Malgré les progrès réalisés dans la poursuite des OMD, la guerre contre la faim est loin d’être terminée, indique le chef de la FAO lors d’une conférence de haut niveau

Photo: ©FAO
La guerre contre l'insécurité alimentaire est loin d'être terminée, souligne José Graziano da Silva

4 avril 2013, Madrid - Les capacités de commandement et l'action nationales sont cruciales. Et c'est principalement au gouvernement d'un pays qu'incombe la sécurité alimentaire de ses ressortissants. Le Directeur général de la FAO M. José Graziano da Silva l'a expliqué aujourd'hui lors d'une réunion de haut niveau consacrée à la vision des Nations Unies en matière de lutte contre la faim dans le monde après 2015, soit après l'échéance assignée aux Objectifs du Millénaire pour le développement (OMD) de l'ONU.

«Les objectifs du Millénaire pour le développement nous ont beaucoup fait progresser. Mais 870 millions de personnes souffrent toujours de la faim, aussi la guerre contre l'insécurité alimentaire est-elle loin d'être terminée», a estimé M. Graziano da Silva.

«La seule réponse efficace à l'insécurité alimentaire reste l'engagement politique au niveau national, renforcé aux échelons régional et mondial par la communauté internationale des donateurs et les organisations internationales», a-t-il précisé, ajoutant que l'attitude vis-à-vis de la faim a profondément changé au niveau mondial.

«Le droit à l'alimentation dans le contexte de la sécurité alimentaire nationale est désormais une base de discussion acceptée dans le monde entier», a-t-il commenté.

Développement rural nécessaire

Selon le Directeur général, puisque le monde produit une quantité de nourriture suffisante pour tous, l'accent doit être mis sur l'accès à l'alimentation et sur une nutrition adaptée localement. «Nous avons besoin de systèmes alimentaires efficaces et équitables», a-t-il affirmé.

De tels progrès, a-t-il ajouté, nécessiteront d'importants investissements publics et privés dans les zones rurales, où vivent plus de 70 pour cent de ceux qui ont faim et où l'agriculture nourrit et emploie des millions de personnes, notamment par l'intermédiaire de 500 millions de petites exploitations familiales.

M. Graziano da Silva a néanmoins averti que si la responsabilité principale de l'alimentation des habitants d'un pays incombe au gouvernement national, l'économie mondialisée d'aujourd'hui implique qu'aucun pays ne peut agir seul.

«Les mesures prises par un pays ou une entreprise peuvent se répercuter sur la sécurité alimentaire des autres, [tandis qu'] un conflit peut provoquer l'instabilité des régions et des pays voisins», a-t-il encore souligné.

«Les incidences sur les ressources environnementales et naturelles ne sont pas purement nationales et il est presque impossible de ne réguler les marchés et les activités qu'au niveau national.»

Et de citer, pour illustrer les efforts multilatéraux entrepris pour réduire la faim et pérenniser le développement, le renforcement du Comité de la sécurité alimentaire mondiale et le Groupe de travail de haut niveau du Secrétaire général des Nations Unies sur la sécurité alimentaire mondiale.
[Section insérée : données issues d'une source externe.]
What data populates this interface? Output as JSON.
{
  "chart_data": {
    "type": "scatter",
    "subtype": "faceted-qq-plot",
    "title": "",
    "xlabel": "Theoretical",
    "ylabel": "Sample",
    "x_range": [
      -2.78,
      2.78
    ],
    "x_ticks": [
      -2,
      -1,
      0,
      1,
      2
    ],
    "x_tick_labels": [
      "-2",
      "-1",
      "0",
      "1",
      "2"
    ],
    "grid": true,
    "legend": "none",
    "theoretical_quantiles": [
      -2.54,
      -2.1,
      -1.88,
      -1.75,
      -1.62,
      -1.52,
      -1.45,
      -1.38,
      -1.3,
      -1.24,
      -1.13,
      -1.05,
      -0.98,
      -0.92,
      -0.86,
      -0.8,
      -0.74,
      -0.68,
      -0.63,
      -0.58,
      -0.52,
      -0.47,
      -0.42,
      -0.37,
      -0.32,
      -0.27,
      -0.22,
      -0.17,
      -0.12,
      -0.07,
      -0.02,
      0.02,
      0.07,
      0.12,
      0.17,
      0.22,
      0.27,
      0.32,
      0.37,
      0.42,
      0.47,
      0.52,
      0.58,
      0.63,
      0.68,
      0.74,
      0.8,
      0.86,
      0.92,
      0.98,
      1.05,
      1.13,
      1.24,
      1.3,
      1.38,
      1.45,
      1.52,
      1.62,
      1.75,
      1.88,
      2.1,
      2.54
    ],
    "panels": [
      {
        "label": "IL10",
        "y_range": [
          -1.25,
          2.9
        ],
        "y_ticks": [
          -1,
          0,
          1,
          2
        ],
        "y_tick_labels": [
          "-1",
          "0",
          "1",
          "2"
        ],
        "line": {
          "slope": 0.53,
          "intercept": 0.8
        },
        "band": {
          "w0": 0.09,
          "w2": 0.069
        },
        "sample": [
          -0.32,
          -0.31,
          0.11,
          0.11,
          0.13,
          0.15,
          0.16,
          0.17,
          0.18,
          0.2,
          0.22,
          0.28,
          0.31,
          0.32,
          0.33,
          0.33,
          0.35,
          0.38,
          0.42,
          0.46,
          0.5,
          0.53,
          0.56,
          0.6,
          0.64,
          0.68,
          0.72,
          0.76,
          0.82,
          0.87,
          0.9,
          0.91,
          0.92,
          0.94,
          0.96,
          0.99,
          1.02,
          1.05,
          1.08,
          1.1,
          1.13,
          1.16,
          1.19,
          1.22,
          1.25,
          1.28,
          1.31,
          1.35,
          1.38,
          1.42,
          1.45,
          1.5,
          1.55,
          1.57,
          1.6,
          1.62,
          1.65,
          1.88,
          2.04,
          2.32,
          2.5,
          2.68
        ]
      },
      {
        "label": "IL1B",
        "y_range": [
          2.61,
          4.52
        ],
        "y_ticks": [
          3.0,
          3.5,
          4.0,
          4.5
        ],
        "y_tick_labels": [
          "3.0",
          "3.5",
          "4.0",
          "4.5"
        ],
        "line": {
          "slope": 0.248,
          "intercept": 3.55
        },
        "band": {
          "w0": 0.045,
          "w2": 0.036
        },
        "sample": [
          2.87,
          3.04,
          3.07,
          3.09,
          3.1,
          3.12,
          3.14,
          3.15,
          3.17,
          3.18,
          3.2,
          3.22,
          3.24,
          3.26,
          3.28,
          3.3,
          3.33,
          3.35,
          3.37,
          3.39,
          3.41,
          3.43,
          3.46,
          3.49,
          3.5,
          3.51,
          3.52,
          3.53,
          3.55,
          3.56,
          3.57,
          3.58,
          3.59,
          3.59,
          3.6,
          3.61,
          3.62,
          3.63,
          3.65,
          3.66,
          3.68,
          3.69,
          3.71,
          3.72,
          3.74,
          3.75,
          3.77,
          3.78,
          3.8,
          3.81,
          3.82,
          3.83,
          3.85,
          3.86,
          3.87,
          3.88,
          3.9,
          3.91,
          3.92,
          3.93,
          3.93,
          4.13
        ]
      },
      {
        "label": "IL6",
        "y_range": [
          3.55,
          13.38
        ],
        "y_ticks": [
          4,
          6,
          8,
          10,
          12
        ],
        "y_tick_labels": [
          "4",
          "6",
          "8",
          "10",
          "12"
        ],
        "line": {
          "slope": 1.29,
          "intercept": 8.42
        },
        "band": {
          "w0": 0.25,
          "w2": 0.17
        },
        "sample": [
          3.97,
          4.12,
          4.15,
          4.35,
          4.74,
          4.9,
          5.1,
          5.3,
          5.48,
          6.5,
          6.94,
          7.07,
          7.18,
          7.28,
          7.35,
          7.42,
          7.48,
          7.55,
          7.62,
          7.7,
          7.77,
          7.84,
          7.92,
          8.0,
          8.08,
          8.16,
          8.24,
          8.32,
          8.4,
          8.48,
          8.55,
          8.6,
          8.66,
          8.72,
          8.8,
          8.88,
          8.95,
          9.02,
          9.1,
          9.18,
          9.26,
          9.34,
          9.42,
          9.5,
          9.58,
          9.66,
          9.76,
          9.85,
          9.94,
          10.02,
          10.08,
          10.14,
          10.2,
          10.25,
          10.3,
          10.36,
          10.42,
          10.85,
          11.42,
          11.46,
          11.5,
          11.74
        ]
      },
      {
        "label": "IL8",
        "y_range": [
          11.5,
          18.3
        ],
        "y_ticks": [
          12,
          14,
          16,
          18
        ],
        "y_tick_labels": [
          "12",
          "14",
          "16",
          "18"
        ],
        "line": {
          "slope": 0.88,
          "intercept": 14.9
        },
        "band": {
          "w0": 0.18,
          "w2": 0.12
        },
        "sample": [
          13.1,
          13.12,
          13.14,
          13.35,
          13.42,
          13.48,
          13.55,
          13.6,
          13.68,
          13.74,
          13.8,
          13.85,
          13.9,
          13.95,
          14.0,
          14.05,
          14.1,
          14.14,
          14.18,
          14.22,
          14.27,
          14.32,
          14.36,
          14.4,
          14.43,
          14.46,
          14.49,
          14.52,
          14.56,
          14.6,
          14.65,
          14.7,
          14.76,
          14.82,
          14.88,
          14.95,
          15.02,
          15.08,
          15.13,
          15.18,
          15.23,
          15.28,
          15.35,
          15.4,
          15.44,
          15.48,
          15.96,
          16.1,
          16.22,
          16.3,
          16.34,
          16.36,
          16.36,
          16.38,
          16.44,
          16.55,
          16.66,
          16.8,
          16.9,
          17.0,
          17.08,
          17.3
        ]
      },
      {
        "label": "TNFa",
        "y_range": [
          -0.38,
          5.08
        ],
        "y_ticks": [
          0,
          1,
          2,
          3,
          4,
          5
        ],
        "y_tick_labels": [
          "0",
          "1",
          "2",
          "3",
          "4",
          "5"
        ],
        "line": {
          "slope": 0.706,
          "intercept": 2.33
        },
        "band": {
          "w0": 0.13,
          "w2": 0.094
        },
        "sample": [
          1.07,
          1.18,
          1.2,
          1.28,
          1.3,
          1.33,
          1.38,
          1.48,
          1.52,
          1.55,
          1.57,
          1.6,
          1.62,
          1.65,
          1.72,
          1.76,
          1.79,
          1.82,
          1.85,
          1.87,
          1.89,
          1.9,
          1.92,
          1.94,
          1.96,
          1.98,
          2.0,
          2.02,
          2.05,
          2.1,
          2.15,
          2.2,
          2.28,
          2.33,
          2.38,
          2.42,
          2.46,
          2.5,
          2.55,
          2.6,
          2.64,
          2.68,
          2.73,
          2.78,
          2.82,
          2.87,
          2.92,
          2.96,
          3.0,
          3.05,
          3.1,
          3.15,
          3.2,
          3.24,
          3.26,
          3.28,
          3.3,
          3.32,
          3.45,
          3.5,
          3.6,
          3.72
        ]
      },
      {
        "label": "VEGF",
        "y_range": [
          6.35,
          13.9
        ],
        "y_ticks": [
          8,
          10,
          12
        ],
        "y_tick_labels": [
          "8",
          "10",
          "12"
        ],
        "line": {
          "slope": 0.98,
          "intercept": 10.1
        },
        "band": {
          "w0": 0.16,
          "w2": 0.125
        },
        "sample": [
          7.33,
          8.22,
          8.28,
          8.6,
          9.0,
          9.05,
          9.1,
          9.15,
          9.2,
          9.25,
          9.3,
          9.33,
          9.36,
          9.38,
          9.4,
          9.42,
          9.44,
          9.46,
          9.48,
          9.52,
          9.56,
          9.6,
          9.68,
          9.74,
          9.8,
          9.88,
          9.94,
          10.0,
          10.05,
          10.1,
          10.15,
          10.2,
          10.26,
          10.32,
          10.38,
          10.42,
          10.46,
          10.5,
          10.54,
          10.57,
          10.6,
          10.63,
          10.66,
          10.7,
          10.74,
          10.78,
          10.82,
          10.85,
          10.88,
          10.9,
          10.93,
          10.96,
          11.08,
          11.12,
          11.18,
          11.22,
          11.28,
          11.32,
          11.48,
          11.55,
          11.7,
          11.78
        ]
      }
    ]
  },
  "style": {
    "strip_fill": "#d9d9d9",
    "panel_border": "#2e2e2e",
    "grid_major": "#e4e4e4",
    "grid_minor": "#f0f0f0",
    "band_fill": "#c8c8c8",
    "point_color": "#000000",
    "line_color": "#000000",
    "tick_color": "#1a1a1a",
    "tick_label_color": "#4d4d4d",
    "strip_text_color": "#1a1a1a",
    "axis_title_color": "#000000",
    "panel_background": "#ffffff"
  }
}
Autre exemple: le défi Faim zéro lancé par le Secrétaire général de l'ONU M. Ban Ki-moon en juin dernier, lors de la Conférence sur le développement durable Rio +20, a précisé M. Graziano da Silva.

Les politiques publiques devraient aussi créer des opportunités pour les plus démunis, notamment les agriculteurs de subsistance et les petits exploitants, les femmes, les jeunes et les populations autochtones, a-t-il estimé.